Economist predicts continued job growth for area

York and Lancaster counties are seeing bullish growth, and residents should be expecting more to come, says a Wells Fargo economist.

York County’s influx of retirees from other states have been a driving force behind the county’s 6.1 percent population growth over the past year, senior economist Mark Vitner said at Friday’s Economic Forecast Breakfast at Winthrop University’s DiGiorgio Campus Center.

Meanwhile, Lancaster County has seen impressive job growth at 9.2 percent since last year, which Vitner ascribed to the state’s business-friendly attitude.

Meanwhile, Chester County should see job growth, thanks to Singapore-based Giti Tire’s new $560 million global facility in Richburg. Giti is building its first American plant in Chester County, with about 1,700 jobs expected over the coming decade.

“South Carolina has a knack for getting things done,” said Vitner. “Businesses that have relocated to South Carolina have, by and large, been successful and feed on itself.”

Shaky international markets haven’t seriously affected domestic growth, especially in Upstate South Carolina, said Vitner. Gross domestic product growth has been solid, but uninspiring, mostly due to reductions in inventories and less stability overseas, including the recent Brexit vote in the United Kingdom.

Vitner expects the Federal Reserve to raise the federal funds rate slightly this year and twice in 2017 and 2018. Should the economy remain steady, it will mark the first time since 2001 that the U.S. has gone a decade between recessions.

Still, Vitner warned the more than 100 business leaders and Winthrop professors Friday that recessions are difficult to track. He said low unemployment numbers and jobless claims can indicate a future market correction.
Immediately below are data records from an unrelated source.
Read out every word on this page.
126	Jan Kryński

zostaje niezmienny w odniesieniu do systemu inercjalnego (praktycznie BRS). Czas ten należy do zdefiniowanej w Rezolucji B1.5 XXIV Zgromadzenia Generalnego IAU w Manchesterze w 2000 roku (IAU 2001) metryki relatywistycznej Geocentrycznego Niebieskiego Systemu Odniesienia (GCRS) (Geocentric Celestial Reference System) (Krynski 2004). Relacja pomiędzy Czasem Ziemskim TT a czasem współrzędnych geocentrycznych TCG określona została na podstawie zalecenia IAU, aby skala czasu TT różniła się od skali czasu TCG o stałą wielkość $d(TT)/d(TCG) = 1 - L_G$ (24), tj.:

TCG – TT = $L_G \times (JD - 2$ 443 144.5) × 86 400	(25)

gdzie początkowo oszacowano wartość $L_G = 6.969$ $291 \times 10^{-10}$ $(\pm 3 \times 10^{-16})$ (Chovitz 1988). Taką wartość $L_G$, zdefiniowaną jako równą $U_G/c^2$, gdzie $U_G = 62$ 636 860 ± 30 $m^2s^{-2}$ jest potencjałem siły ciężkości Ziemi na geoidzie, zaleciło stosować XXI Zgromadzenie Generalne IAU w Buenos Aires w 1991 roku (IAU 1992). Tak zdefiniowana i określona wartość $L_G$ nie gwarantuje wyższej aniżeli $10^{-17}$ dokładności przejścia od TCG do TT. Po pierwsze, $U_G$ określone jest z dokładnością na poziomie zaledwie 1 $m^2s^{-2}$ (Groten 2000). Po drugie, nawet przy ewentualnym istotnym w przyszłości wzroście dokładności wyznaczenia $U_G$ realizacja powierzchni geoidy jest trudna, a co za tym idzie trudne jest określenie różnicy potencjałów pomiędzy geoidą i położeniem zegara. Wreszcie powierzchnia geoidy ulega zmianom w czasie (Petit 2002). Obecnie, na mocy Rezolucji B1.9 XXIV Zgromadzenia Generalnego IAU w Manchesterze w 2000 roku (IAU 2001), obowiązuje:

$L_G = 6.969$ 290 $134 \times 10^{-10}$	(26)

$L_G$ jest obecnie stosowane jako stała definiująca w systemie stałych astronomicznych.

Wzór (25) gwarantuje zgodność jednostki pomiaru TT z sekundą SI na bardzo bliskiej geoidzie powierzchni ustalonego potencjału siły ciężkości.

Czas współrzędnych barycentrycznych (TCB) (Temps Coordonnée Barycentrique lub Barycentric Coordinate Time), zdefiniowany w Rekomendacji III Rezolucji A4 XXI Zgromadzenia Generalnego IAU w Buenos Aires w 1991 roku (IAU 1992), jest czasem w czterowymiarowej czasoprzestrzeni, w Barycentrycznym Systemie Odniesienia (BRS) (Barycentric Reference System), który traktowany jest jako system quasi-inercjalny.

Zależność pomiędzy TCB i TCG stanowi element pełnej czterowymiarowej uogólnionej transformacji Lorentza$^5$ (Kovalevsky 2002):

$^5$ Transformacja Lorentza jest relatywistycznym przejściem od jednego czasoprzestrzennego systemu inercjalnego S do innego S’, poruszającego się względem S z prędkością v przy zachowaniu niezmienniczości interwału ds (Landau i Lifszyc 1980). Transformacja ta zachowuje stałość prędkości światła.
“The problem with being at the peak is that everything rolls downhill,” he said. “I don’t know if we’re at the peak. … I feel like if it’s a baseball game, we’re in the bottom of the 7th inning.”

Vitner said job growth has been strongest in the Pacific Northwest and in the Southeast, with South Carolina (2.3 percent) handily beating the U.S. average of 1.7 percent. Meanwhile, he says income growth the past year in South Carolina has risen 5.6 percent, well above the U.S. average of 4.4 percent.